Nigel Ward: Current and Recent Projects
Using Prosodic Information to Improve Search in Audio
If only search in audio archives were as simple as search in text. While human speech is intrinsically challenging to process --- due to the variety of deliveries and pronunciations --- it does bring an additional point of leverage: prosodic information. Thus we wish to go beyond words, to also use information in the way people say things, in two ways.
First, we have applied Principal Component Analysis to time-spread prosodic features as a way to reduce the dimensionality. We thus map each moment in a dialog to a point in a vector space.
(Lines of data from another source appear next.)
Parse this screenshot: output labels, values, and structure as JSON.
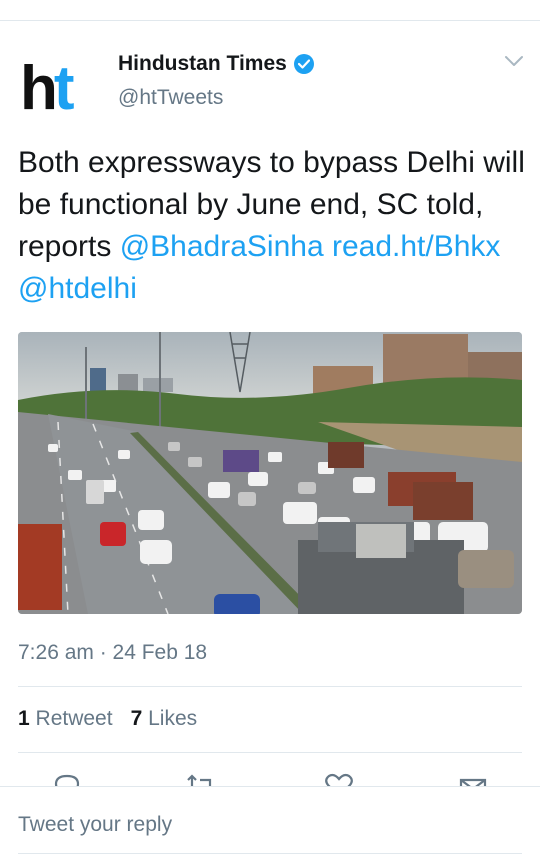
{
  "tweet": {
    "author": {
      "display_name": "Hindustan Times",
      "handle": "@htTweets",
      "avatar_text": "ht",
      "verified": true
    },
    "text_segments": [
      {
        "text": "Both expressways to bypass Delhi will be functional by June end, SC told, reports ",
        "link": false
      },
      {
        "text": "@BhadraSinha",
        "link": true
      },
      {
        "text": " ",
        "link": false
      },
      {
        "text": "read.ht/Bhkx",
        "link": true
      },
      {
        "text": " ",
        "link": false
      },
      {
        "text": "@htdelhi",
        "link": true
      }
    ],
    "timestamp": "7:26 am · 24 Feb 18",
    "retweets": {
      "count": "1",
      "label": "Retweet"
    },
    "likes": {
      "count": "7",
      "label": "Likes"
    }
  },
  "reply": {
    "placeholder": "Tweet your reply"
  },
  "colors": {
    "accent": "#1da1f2",
    "text": "#14171a",
    "muted": "#657786",
    "divider": "#e1e8ed"
  },
  "icons": [
    "verified-badge-icon",
    "chevron-down-icon",
    "reply-icon",
    "retweet-icon",
    "like-icon",
    "share-icon"
  ]
}
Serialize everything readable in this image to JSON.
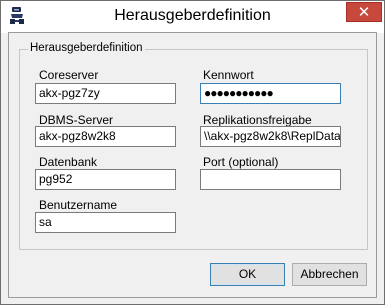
{
  "window": {
    "title": "Herausgeberdefinition",
    "close_label": "✕"
  },
  "group": {
    "legend": "Herausgeberdefinition"
  },
  "fields": {
    "coreserver": {
      "label": "Coreserver",
      "value": "akx-pgz7zy"
    },
    "kennwort": {
      "label": "Kennwort",
      "value": "●●●●●●●●●●●"
    },
    "dbms_server": {
      "label": "DBMS-Server",
      "value": "akx-pgz8w2k8"
    },
    "replikationsfreigabe": {
      "label": "Replikationsfreigabe",
      "value": "\\\\akx-pgz8w2k8\\ReplData"
    },
    "datenbank": {
      "label": "Datenbank",
      "value": "pg952"
    },
    "port": {
      "label": "Port (optional)",
      "value": ""
    },
    "benutzername": {
      "label": "Benutzername",
      "value": "sa"
    }
  },
  "buttons": {
    "ok": "OK",
    "cancel": "Abbrechen"
  },
  "colors": {
    "focus_border": "#3c7fb1",
    "close_button": "#c7483c"
  }
}
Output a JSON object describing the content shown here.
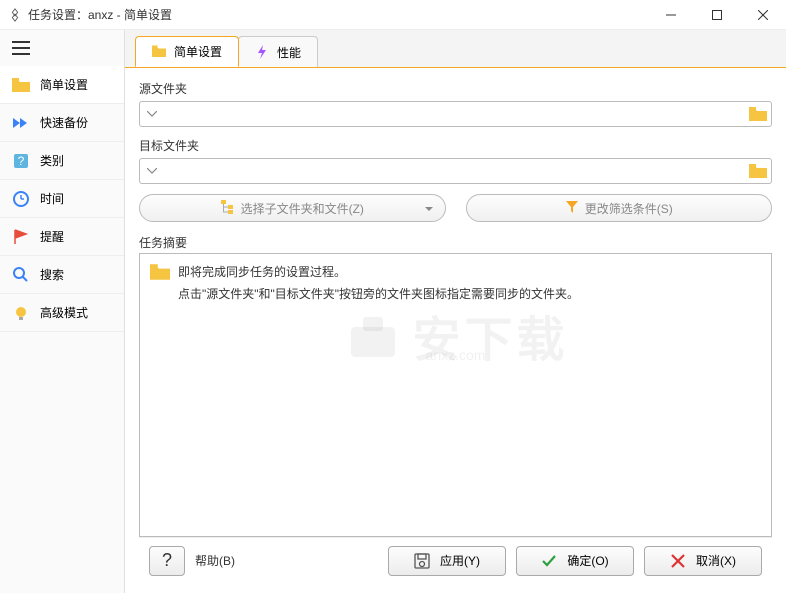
{
  "window": {
    "title": "任务设置：anxz - 简单设置"
  },
  "sidebar": {
    "items": [
      {
        "label": "简单设置"
      },
      {
        "label": "快速备份"
      },
      {
        "label": "类别"
      },
      {
        "label": "时间"
      },
      {
        "label": "提醒"
      },
      {
        "label": "搜索"
      },
      {
        "label": "高级模式"
      }
    ]
  },
  "tabs": {
    "simple": "简单设置",
    "performance": "性能"
  },
  "content": {
    "source_label": "源文件夹",
    "target_label": "目标文件夹",
    "select_subfolders": "选择子文件夹和文件(Z)",
    "change_filter": "更改筛选条件(S)",
    "summary_label": "任务摘要",
    "summary_line1": "即将完成同步任务的设置过程。",
    "summary_line2": "点击\"源文件夹\"和\"目标文件夹\"按钮旁的文件夹图标指定需要同步的文件夹。"
  },
  "footer": {
    "help": "帮助(B)",
    "apply": "应用(Y)",
    "ok": "确定(O)",
    "cancel": "取消(X)"
  }
}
We have found that point pairs that are close in this vector space are frequently similar, in terms of the dialog activities (planning, complaining, explaining, and so on), in terms of the stance (new, urgent, factual, etc., or just chat) and in terms of topic. Using proximity in this space as an indicator of similarity, we are building support for query-by-example search and also, in combination with lexical features, for traditional searchbox queries.
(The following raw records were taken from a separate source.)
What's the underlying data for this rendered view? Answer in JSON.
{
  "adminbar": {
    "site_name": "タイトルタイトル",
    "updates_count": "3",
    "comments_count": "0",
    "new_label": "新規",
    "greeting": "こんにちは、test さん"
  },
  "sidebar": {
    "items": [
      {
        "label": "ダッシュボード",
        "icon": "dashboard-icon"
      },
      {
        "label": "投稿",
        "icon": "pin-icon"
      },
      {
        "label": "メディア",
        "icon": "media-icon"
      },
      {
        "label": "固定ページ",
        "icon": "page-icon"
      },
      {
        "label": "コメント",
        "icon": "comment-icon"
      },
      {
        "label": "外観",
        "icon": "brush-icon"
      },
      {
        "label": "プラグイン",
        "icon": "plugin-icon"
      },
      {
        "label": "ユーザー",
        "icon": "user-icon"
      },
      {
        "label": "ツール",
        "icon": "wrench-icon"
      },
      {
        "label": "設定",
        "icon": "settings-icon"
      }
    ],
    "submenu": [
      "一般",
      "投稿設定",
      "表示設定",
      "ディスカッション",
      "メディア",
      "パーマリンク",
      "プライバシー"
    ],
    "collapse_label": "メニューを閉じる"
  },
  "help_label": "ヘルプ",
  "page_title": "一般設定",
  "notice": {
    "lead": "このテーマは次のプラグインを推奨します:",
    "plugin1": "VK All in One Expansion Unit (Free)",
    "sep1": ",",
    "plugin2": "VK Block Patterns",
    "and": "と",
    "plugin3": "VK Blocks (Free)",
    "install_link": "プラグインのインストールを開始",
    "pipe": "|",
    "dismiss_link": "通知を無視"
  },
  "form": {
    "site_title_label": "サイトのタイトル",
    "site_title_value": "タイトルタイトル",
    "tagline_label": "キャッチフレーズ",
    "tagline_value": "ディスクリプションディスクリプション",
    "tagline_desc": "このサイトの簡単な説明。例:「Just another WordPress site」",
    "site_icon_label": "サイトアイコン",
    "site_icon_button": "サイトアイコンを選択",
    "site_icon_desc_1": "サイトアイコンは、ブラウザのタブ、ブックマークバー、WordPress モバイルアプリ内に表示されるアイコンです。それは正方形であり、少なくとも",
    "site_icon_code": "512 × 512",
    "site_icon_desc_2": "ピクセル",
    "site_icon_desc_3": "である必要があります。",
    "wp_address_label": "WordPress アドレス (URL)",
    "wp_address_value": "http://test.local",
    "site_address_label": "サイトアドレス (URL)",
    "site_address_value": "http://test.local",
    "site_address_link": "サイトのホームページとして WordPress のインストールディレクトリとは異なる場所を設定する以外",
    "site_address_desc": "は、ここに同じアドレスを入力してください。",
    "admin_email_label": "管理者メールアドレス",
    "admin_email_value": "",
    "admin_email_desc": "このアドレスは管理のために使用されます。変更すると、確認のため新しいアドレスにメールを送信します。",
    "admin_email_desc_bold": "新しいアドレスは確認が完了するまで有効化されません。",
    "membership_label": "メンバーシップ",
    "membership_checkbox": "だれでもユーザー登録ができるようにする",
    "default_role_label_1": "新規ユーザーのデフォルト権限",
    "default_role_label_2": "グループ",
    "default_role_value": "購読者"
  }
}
Second, we have used supervised techniques to explore the role of prosody in conveying stance, that is attitudes and related pragmatic functions. Working with 14 aspects of stance as they occur in radio news stories in English and Mandarin, and using a model based on time-spread prosodic features and the aggregation of local estimates, many aspects of stance were at least somewhat predictable, with results significantly better than chance for most stance aspects: including for in English, good, typical, local, urgent, new information, and relevant to a large group.
Responsive Prosodic Behaviors for Interactive Systems
Spoken language is an attractive way for people to interact with autonomous intelligent systems. When systems talk to people, speech can convey not only lexical information but also meta information, such as whether the information requires immediate attention or is just background, how well the system understands the user's goals and situation, and whether the system needs to provide more information or is done for the moment.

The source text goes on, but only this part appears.